Calculate the molar entropy of vaporization for liquid hydrogen iodide at its boiling point -34.55 degrees celcius. HI(l) <=> HI(g)

deltaHvap = 19.76 kJ/mol

delta Hvap = Tvap x delta Svap

Substitute and solve for delta Svap. Don't forget Tvap must be in kelvin. Note the correct spelling of celsius.

didn't help me much :? anyone else?

Why did the thermometer go to therapy?

Because it had a boiling point identity crisis!

But let's get back to your question.
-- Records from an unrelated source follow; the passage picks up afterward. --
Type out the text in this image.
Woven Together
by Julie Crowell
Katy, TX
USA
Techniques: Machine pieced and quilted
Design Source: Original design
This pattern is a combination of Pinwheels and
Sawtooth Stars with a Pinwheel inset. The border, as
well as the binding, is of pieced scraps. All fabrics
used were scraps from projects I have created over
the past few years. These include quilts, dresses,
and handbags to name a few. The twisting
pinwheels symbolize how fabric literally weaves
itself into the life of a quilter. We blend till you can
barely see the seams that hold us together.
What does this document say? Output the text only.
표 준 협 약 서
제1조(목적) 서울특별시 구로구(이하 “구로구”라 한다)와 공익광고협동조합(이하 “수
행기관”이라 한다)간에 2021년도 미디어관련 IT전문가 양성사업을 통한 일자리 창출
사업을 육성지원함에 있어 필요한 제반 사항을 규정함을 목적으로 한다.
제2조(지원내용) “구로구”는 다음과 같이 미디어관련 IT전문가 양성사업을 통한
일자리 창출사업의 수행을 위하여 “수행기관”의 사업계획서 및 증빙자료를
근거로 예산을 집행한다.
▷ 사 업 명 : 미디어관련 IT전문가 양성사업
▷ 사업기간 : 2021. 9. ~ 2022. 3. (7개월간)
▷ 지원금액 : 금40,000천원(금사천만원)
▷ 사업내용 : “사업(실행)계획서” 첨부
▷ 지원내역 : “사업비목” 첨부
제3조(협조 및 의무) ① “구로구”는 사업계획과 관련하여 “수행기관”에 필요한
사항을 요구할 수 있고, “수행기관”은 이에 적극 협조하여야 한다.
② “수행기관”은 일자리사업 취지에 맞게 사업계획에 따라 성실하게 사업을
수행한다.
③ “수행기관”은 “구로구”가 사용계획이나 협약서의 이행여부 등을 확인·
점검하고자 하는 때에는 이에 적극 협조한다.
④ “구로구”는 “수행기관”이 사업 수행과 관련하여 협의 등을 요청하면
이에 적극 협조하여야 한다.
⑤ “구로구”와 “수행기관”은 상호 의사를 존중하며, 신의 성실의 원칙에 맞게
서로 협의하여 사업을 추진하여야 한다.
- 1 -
To calculate the molar entropy of vaporization (ΔSvap) for liquid hydrogen iodide (HI) at its boiling point, we need to use the equation:

ΔSvap = ΔHvap / T

Where ΔHvap is the heat of vaporization and T is the temperature in Kelvin.

Since the boiling point of HI is -34.55 degrees Celsius, we need to convert it to Kelvin:

T = -34.55 + 273.15 = 238.6 K

Now we can plug in the values:

ΔHvap = 19.76 kJ/mol = 19760 J/mol

ΔSvap = 19760 J/mol / 238.6 K

Calculating this gives us the molar entropy of vaporization for liquid HI at its boiling point.

To calculate the molar entropy of vaporization (ΔSvap) for liquid hydrogen iodide (HI), we need to use the following equation:

ΔSvap = ΔHvap / T

Where:
ΔHvap is the molar enthalpy of vaporization (given as 19.76 kJ/mol).
T is the temperature in Kelvin.

To convert the temperature from Celsius to Kelvin, we add 273.15 to the given boiling point (-34.55 °C):

T = -34.55 + 273.15 = 238.6 K

Now we can substitute the values into the formula:

ΔSvap = 19.76 kJ/mol / 238.6 K

To get the answer in J/(mol·K), we need to convert the units of ΔHvap from kJ to J by multiplying it by 1000:

ΔSvap = (19.76 kJ/mol * 1000 J/kJ) / 238.6 K

Simplifying the equation gives us the answer:

ΔSvap = 82.79 J/(mol·K)

You can't substitute 19.76 for delta Hvap and divide by -34.55 C (in kelvin, of course) to arrive at DSvap? You must want someone to punch the calculator for you.